Constraint 1 -- the create_trust policy template (D-065). This cloud's charm-rendered base policy shipped identity:create_trust = "user_id:%(trust.trustor_user_id)s", a non-resolving template on Caracal (keystone populates target.trust.trustor_user_id). It evaluated false for EVERY caller (admin included), regardless of roles -- proven by a direct openstack trust create with trustor==self still 403ing. Fixed by D-065 (override with the target-prefixed form keystone itself ships). This is why the 2026-07-01 role-delegation hypothesis was wrong: the failure was templating, not roles.

Constraint 2 -- app credentials cannot create trusts (D-066). After D-065, an app-cred-authenticated create_trust STILL failed -- keystone's _check_application_credential (trusts.py) blocks trust creation from any application-credential token, and on this build the docstring states this applies "regardless of the 'unrestricted' flag". Confirmed live: an unrestricted app cred was refused; the same identity via PASSWORD passed. Therefore the cluster-creator MUST authenticate with a PASSWORD.

Consequence: the cluster-creator is -cluster (password, member + load-balancer_member on the tenant project) per the D-066 Option-3 account model. The app cred (-svc) is for non-trust automation only. See appendix-C for the full account set.

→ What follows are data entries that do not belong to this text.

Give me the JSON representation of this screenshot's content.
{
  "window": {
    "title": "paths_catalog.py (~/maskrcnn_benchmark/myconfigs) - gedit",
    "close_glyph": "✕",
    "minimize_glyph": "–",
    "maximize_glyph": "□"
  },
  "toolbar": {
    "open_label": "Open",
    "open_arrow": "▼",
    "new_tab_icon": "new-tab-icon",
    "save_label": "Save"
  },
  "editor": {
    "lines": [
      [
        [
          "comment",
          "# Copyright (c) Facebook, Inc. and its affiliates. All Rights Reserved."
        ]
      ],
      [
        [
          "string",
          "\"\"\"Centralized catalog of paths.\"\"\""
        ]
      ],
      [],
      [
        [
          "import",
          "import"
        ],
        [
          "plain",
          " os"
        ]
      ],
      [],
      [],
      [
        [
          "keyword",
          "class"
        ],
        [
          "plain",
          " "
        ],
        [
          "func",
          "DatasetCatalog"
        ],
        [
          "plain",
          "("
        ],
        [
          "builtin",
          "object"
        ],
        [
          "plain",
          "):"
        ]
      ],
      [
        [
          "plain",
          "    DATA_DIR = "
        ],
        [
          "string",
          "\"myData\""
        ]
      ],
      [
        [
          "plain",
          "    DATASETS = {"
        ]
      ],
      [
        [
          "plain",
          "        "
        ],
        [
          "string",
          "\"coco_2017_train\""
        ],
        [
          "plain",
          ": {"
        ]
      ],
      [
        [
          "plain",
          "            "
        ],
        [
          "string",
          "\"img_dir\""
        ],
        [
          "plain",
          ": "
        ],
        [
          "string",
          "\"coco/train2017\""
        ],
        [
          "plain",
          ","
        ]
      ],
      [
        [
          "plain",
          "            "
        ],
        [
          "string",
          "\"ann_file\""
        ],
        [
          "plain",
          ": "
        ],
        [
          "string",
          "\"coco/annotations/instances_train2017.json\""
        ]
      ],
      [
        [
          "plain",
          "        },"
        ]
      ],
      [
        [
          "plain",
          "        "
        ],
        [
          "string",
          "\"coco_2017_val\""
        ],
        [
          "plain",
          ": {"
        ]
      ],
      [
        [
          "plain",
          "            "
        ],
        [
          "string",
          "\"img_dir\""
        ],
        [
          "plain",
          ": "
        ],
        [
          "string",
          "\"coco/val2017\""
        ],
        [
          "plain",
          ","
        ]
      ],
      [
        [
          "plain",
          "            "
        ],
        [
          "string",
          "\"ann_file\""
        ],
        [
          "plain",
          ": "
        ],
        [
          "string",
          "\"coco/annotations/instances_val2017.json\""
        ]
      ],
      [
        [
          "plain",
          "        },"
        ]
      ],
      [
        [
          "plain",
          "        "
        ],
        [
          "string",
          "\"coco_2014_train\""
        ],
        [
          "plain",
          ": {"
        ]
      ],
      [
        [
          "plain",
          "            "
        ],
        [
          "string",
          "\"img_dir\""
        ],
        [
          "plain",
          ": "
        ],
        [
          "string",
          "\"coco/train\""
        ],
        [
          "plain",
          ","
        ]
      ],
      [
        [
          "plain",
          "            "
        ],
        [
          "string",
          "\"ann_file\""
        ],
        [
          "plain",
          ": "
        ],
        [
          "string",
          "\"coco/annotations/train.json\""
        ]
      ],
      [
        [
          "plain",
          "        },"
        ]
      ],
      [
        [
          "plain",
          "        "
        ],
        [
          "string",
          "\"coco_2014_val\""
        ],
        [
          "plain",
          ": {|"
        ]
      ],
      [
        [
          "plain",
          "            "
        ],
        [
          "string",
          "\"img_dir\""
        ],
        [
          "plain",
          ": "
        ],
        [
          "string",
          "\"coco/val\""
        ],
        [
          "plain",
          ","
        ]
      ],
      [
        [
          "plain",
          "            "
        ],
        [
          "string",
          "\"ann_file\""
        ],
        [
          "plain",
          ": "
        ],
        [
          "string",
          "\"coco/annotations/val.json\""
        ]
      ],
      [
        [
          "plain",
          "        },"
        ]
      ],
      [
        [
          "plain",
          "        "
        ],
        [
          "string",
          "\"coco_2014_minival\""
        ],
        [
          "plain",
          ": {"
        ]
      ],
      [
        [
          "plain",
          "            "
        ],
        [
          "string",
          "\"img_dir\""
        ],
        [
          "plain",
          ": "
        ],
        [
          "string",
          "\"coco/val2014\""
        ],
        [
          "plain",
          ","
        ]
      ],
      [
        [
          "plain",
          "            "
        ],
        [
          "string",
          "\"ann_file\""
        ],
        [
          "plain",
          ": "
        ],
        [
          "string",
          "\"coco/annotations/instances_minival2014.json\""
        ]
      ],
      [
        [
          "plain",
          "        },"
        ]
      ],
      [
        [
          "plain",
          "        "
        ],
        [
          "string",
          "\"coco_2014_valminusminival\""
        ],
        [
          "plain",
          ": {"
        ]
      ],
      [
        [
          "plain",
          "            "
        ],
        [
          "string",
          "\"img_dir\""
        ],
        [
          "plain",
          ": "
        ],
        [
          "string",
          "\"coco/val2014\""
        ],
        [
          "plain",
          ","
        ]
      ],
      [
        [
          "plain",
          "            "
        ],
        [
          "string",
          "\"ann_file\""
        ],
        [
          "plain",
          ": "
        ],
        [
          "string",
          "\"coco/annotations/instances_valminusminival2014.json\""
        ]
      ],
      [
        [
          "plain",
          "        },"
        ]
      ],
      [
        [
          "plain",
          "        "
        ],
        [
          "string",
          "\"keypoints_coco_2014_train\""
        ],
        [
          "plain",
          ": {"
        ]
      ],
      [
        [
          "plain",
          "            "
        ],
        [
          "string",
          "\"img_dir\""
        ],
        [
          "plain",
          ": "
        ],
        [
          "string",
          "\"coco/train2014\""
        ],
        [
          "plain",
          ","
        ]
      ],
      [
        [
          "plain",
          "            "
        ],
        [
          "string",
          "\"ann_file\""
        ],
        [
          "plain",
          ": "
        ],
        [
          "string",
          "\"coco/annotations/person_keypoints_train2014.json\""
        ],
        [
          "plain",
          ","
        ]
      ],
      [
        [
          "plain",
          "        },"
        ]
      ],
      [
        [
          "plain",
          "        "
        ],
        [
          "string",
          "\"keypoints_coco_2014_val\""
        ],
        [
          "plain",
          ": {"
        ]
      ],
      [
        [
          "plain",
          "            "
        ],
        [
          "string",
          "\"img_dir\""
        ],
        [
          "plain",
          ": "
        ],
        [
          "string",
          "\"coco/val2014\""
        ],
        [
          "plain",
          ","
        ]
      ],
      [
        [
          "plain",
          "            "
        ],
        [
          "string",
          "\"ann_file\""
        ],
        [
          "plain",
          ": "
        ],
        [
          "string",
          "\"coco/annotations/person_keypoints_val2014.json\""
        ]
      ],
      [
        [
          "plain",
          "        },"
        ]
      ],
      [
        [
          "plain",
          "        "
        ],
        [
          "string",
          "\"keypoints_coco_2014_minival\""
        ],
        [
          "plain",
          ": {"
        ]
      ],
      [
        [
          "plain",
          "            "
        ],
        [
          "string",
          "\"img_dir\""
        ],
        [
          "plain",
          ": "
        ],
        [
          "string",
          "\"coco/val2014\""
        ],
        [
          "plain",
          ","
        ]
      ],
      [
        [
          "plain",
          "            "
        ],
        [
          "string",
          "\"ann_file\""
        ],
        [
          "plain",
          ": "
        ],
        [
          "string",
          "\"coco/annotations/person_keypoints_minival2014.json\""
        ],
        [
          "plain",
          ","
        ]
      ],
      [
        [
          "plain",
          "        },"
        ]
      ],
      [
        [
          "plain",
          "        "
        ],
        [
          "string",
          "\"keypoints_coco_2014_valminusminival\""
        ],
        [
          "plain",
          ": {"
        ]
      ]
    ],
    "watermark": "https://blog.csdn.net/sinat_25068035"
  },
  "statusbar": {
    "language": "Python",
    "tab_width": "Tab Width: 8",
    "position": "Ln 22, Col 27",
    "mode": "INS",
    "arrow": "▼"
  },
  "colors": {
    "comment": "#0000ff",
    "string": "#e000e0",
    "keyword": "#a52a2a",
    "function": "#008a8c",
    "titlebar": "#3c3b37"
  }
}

Keystone's create_trust ALSO enforces _require_trustor_has_role_in_project (the trustor must hold each delegated role on the project). Magnum delegates the creator's token roles, which are by construction a subset of what the creator holds on the scoped project -> passes.


D.3 The multi-tenant rule (CORRECTED)


A Magnum cluster is created by the tenant's -cluster identity, authenticating by PASSWORD, project-scoped to -prod, holding exactly member + load-balancer_member. Not admin, not an app cred. This satisfies: create_trust policy (D-065), the app-cred block (password, D-066), the trustor==caller check (by construction), and the trustor-has-role check (D-039-style grants).

The 2026-06-09 single-consumer path (admin creates in the admin-owned capi-mgmt project) sidesteps the trust-delegation constraint and does NOT validate the tenant model -- retired.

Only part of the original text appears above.